Walking down Sheridan Avenue in Cody, Wyoming, I was looking for a place I remembered from my childhood. It was one of those cowboy-clothing shops, and it smelled like saddle leather. It had creaky wood floors and dusty glass cases with knives and silver lighters in them.
I was also looking for the city park, where I threw a Frisbee with my friends from summer camp. It was a glorious field of grass, surrounded by tall trees, occasionally visited by crazy-looking biker people; our counselors warned us not to talk to them but also seemed to think they were kind of interesting. I did, too.
Most of all, I was looking for the Irma Hotel. It was the ultimate old-fashioned hotel, founded by Buffalo Bill and named for his sister. There was real magic in the lobby, with a bar that came from Queen Victoria and a breakfast that dreams are made of.
Of course, looking with 44-year-old eyes for places seen by a 12-year-old can be disorienting. I pounced on the first cowboy place I saw: the Custom Cowboy Shop. It had the right smell but had only been there since the ’80s, and the floor didn’t creak.
There were a lot more art galleries than I recall, too. And gift shops. And RVs. Were all those there before?
I caught a glimpse of the Silver Dollar Bar and Grill and remembered the horse wrangler at our camp describing it as a wild and scary place. My 12-year-old brain filed it under Adult Mystery Locations along with Bourbon Street, Las Vegas, and riverboats. Today I saw tourists eating burgers in plastic baskets. I would later learn that the Silver Dollar has a Facebook page.
I crossed the street to avoid a crowd on the sidewalk, only to find that was the line to see the gunfight show at the Irma. I ducked into the lobby and saw that breakfast had become a buffet.
That’s when it hit me: The Cody of my youth was gone, and maybe it never existed. Those creaky floors had probably been renovated, the Irma sold to who knows what developer, and the Silver Dollar just going along with the times. I went back to my car, and on my way out of town, almost drove past the city park without even noticing it.
Ah, but there’s a new Cody in my imagination today. I remembered a frontier outpost at the end of a bumpy and terrifying flight from Denver, where a shy kid from Memphis left the known world, briefly interacted with bikers and cowboys and living history, then hopped on a bus to summer camp in the mountains.
Today, Cody is a tourist hub, with plenty of hotels and restaurants, plus a village of cabins gathered from the mountains, a rodeo, and the fantastic Buffalo Bill Historical Society. Most importantly, a highway leads 50 miles west to Yellowstone National Park. All in all, this “new” Cody is doing just fine.
But here’s what I would want today’s traveler to know about Cody, Wyoming: It is smack in the middle of some of the most amazing and scenic country in the United States. Yellowstone, mobbed as it can be, is but one example.
Cody sits in the 100-mile-wide Bighorn Basin, a semi-arid plateau at 5,000 feet, surrounded by mountains.
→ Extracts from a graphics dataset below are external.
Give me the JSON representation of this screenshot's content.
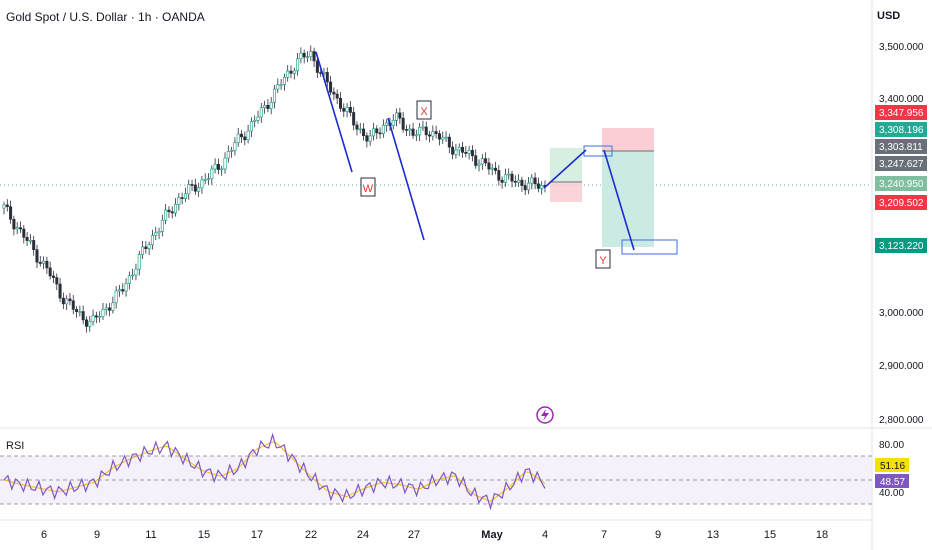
{
  "header": {
    "title": "Gold Spot / U.S. Dollar · 1h · OANDA",
    "currency": "USD"
  },
  "price_axis": {
    "ticks": [
      "3,500.000",
      "3,400.000",
      "3,000.000",
      "2,900.000",
      "2,800.000"
    ],
    "labels": [
      {
        "text": "3,347.956",
        "bg": "#f23645",
        "fg": "#ffffff"
      },
      {
        "text": "3,308.196",
        "bg": "#22ab94",
        "fg": "#ffffff"
      },
      {
        "text": "3,303.811",
        "bg": "#6b6f7a",
        "fg": "#ffffff"
      },
      {
        "text": "3,247.627",
        "bg": "#6b6f7a",
        "fg": "#ffffff"
      },
      {
        "text": "3,240.950",
        "bg": "#7fbf9f",
        "fg": "#ffffff"
      },
      {
        "text": "3,209.502",
        "bg": "#f23645",
        "fg": "#ffffff"
      },
      {
        "text": "3,123.220",
        "bg": "#089981",
        "fg": "#ffffff"
      }
    ]
  },
  "rsi_panel": {
    "label": "RSI",
    "axis_ticks": [
      "80.00",
      "40.00"
    ],
    "labels": [
      {
        "text": "51.16",
        "bg": "#f5e000",
        "fg": "#131722"
      },
      {
        "text": "48.57",
        "bg": "#7e57c2",
        "fg": "#ffffff"
      }
    ]
  },
  "time_axis": {
    "ticks": [
      "6",
      "9",
      "11",
      "15",
      "17",
      "22",
      "24",
      "27",
      "May",
      "4",
      "7",
      "9",
      "13",
      "15",
      "18"
    ]
  },
  "annotations": {
    "wave_labels": [
      "W",
      "X",
      "Y"
    ]
  },
  "icons": {
    "lightning": "lightning-icon"
  },
  "colors": {
    "price_line": "#6fa8a0",
    "wave_line": "#1d2bd1",
    "wave_label": "#e53935",
    "stop_zone": "#f7b9c0",
    "target_zone": "#b9e3d9",
    "rsi_line": "#7e57c2",
    "rsi_ma": "#f5b800"
  },
  "chart_data": {
    "type": "candlestick",
    "symbol": "Gold Spot / U.S. Dollar",
    "interval": "1h",
    "ylim": [
      2780,
      3540
    ],
    "rsi_ylim": [
      25,
      90
    ],
    "series": [
      {
        "name": "XAUUSD",
        "close": [
          3200,
          3160,
          3120,
          3080,
          3030,
          3000,
          2980,
          3010,
          3040,
          3090,
          3140,
          3180,
          3220,
          3240,
          3260,
          3290,
          3330,
          3360,
          3400,
          3440,
          3480,
          3495,
          3440,
          3400,
          3360,
          3330,
          3360,
          3370,
          3340,
          3350,
          3330,
          3310,
          3300,
          3280,
          3260,
          3250,
          3245,
          3241
        ]
      },
      {
        "name": "RSI",
        "values": [
          52,
          48,
          45,
          42,
          46,
          50,
          62,
          70,
          76,
          81,
          70,
          60,
          55,
          62,
          78,
          85,
          70,
          55,
          42,
          38,
          45,
          50,
          48,
          44,
          52,
          56,
          40,
          34,
          46,
          60,
          49
        ]
      }
    ]
  }
}
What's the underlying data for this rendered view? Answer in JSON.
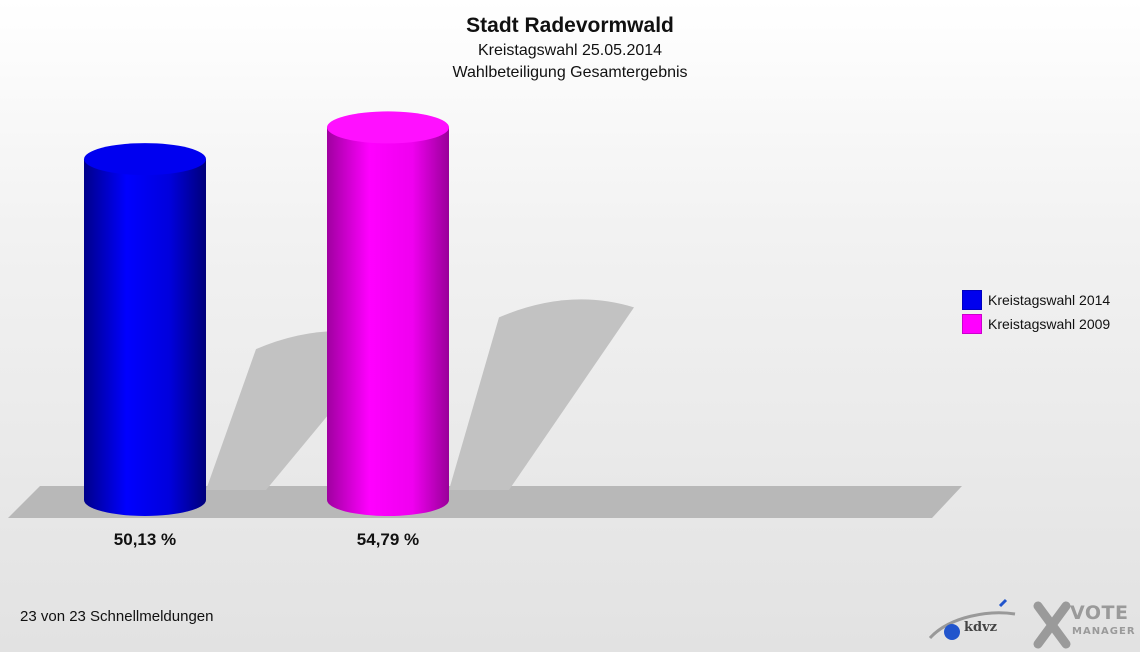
{
  "title": "Stadt Radevormwald",
  "subtitle_1": "Kreistagswahl 25.05.2014",
  "subtitle_2": "Wahlbeteiligung Gesamtergebnis",
  "footer": "23 von 23 Schnellmeldungen",
  "logo": {
    "kdvz": "kdvz",
    "vote": "VOTE",
    "manager": "MANAGER"
  },
  "chart_data": {
    "type": "bar",
    "categories": [
      "Kreistagswahl 2014",
      "Kreistagswahl 2009"
    ],
    "values": [
      50.13,
      54.79
    ],
    "labels": [
      "50,13 %",
      "54,79 %"
    ],
    "colors": [
      "#0000ee",
      "#ff00ff"
    ],
    "legend": [
      {
        "name": "Kreistagswahl 2014",
        "color": "#0000ee"
      },
      {
        "name": "Kreistagswahl 2009",
        "color": "#ff00ff"
      }
    ],
    "legend_position": "right",
    "ylim": [
      0,
      100
    ],
    "grid": false
  }
}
To the east are the Bighorns, which rise 8,000 feet above the plains, run 200 miles north-to-south, and have 14 peaks over 12,000 feet. There’s more than a million acres of national forest and almost 200,000 acres of protected wilderness up there. West lie the Absorakas, running 150 miles along the border of Yellowstone, with 46 mountains over 12,000 feet and more than 2.5 million acres of protected wilderness. Try to imagine five Shelby Counties: all mountains, no roads.
I remembered a dirt road leading up to the camp with a nice view from on top of a hill. Now I know that’s the Chief Joseph Scenic Highway and the 8,000-foot Dead Indian Pass. The highway is 46 winding, wonderful miles, entirely through national forest, and it connects with Montana’s Beartooth Highway, which Charles Kuralt called “the most beautiful drive in America.”
Miles upon miles filled with forests, mountains, fish, waterfalls, lakes, campsites, meadows, views, and wildlife: all of it basically just outside of this little western tourist town. And to think I was looking for an old cowboy shop that may have never existed.